Like any other animal, ants require a balanced diet of macronutrients including carbohydrates, fats, and proteins. A lack of protein triggers a hunting drive to close the nutritional gap. Plants which sense herbivorous insect damage begin to rapidly drop their protein content in EFNs. This sends a hoard of aggressive hungry ants swarming the area looking for a quick meal.
Plants also have a more manipulative trick up their sleeve. Scientists have found that the chemicals used by ants to signal nest defense can also be released by plant EFNs. The theory suggests that when confronted by a large mammalian herbivore, this chemical triggers an all out response by the ant body guards - including rushing and biting the feet and spraying formic acid.
EFNs clearly benefit the plants which produce them. However, in agricultural contexts these relationships can break down (despite evidence suggesting there are pest management benefits which can reaped!) . In cotton fields sprayed to remove ants, the EFNs only attracted damaging herbivorous insects. Moreover many EFNs have been bred out of commercial crops - sometimes accidentally and sometimes intentionally. This means wild-type plants utilize tools for self defense which are lost in their domestic and more needy agricultural counterparts.
Humans Myopia
Plants aren’t individuals. They never have been. The web of life that links ecologies together include species as a single bead in a larger chain. When we isolate our focus on plants to individual cultivars in arbitrary locations, we lose the context that actually makes plants thrive and function.
What is a tree without its fungal community? It cannot talk to its siblings to warn them of danger. The carbon inheritance from dying trees is denied by the silence in the soil.
What is a plant without its insects? They are its external immune system, integral to their gonads and virility. They are inert, impotent, and diseased when isolated.
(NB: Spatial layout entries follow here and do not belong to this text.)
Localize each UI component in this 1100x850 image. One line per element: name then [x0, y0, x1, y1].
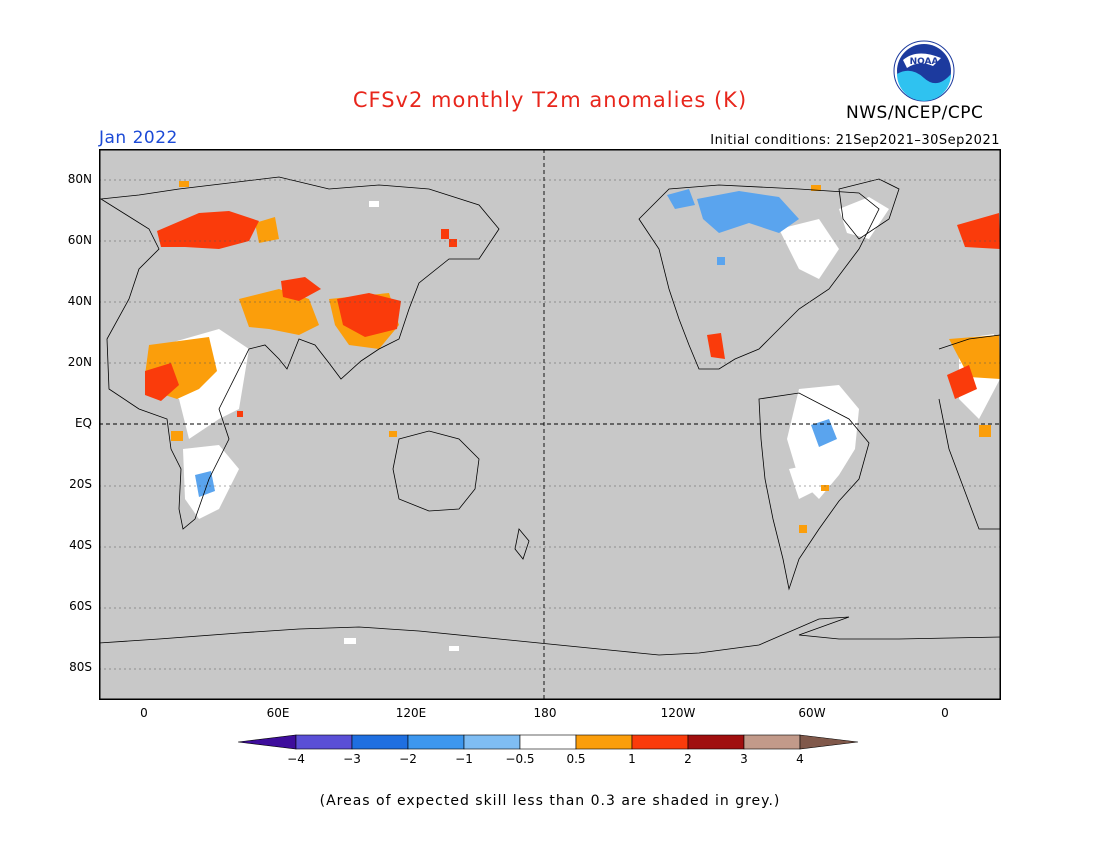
- legend-label: 4: [796, 752, 804, 766]
- legend-cell: [407, 734, 465, 750]
- agency-label: NWS/NCEP/CPC: [846, 103, 984, 123]
- legend-label: 3: [740, 752, 748, 766]
- lat-label: 60S: [69, 599, 92, 613]
- noaa-logo-text: NOAA: [910, 57, 939, 67]
- legend-cell: [743, 734, 801, 750]
- legend-arrow-low: [238, 734, 297, 750]
- cool-anomaly-regions: [195, 189, 837, 497]
- lon-label: 120E: [395, 706, 427, 720]
- lat-label: 80S: [69, 660, 92, 674]
- coastlines: [99, 176, 1001, 656]
- lat-label: 60N: [67, 233, 92, 247]
- legend-label: −1: [455, 752, 473, 766]
- legend-label: 0.5: [566, 752, 586, 766]
- lon-label: 60E: [266, 706, 290, 720]
- lat-label: 20N: [67, 355, 92, 369]
- lat-label: 20S: [69, 477, 92, 491]
- lon-label: 0: [140, 706, 148, 720]
- legend-cell: [519, 734, 577, 750]
- legend-label: −2: [399, 752, 417, 766]
- lat-label: EQ: [74, 416, 92, 430]
- legend-cell: [631, 734, 689, 750]
- legend-cell: [351, 734, 409, 750]
- anomaly-map: [99, 149, 1001, 700]
- lon-label: 60W: [798, 706, 826, 720]
- noaa-logo: NOAA: [893, 40, 955, 102]
- legend-cell: [295, 734, 353, 750]
- lat-label: 40N: [67, 294, 92, 308]
- initial-conditions: Initial conditions: 21Sep2021–30Sep2021: [710, 133, 1000, 148]
- map-title: CFSv2 monthly T2m anomalies (K): [352, 88, 748, 112]
- legend-label: 2: [684, 752, 692, 766]
- legend-label: 1: [628, 752, 636, 766]
- lat-label: 80N: [67, 172, 92, 186]
- map-frame: [99, 149, 1001, 700]
- latitude-gridlines: [99, 179, 1001, 670]
- lon-label: 0: [941, 706, 949, 720]
- lat-label: 40S: [69, 538, 92, 552]
- legend-cell: [687, 734, 745, 750]
- skill-footnote: (Areas of expected skill less than 0.3 a…: [319, 793, 781, 809]
- legend-cell: [463, 734, 521, 750]
- lon-label: 120W: [660, 706, 696, 720]
- color-legend: [238, 734, 859, 750]
- legend-label: −4: [287, 752, 305, 766]
- lon-label: 180: [533, 706, 557, 720]
- legend-label: −3: [343, 752, 361, 766]
- legend-label: −0.5: [505, 752, 535, 766]
- legend-cell: [575, 734, 633, 750]
- legend-arrow-high: [799, 734, 859, 750]
- strong-warm-anomaly-regions: [145, 211, 1000, 417]
- forecast-month: Jan 2022: [99, 128, 178, 148]
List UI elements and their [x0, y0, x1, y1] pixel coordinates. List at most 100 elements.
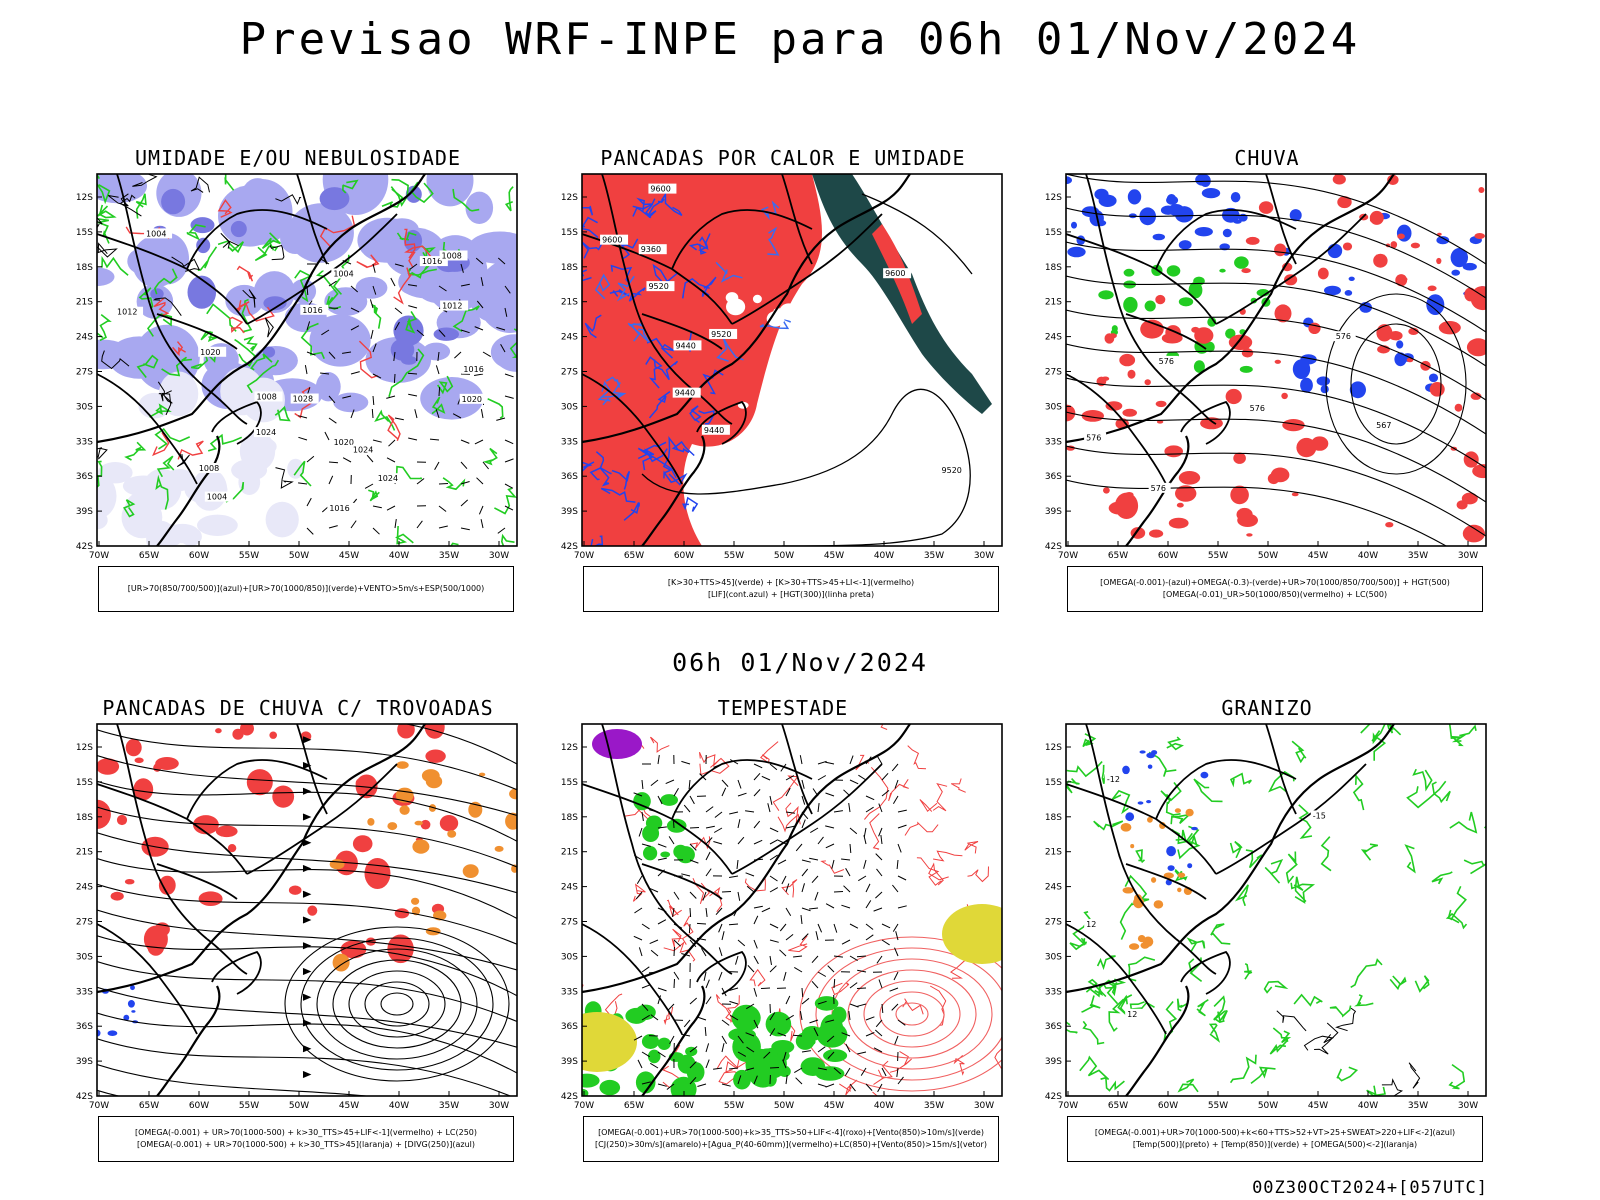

What is a non-native plant in a foreign land? They speak a different ecological language, are denied the community that enables them to thrive. A plant will learn to communicate with its new neighbors in time. But a flash of a human’s short life will never see the millennia of coevolution necessary to choreograph the relationship.
When we fail to view species as strands in a web of life, we fail to see the fullness and richness of what that individual actually is. If we want to champion life we must work with tapestries instead of threads.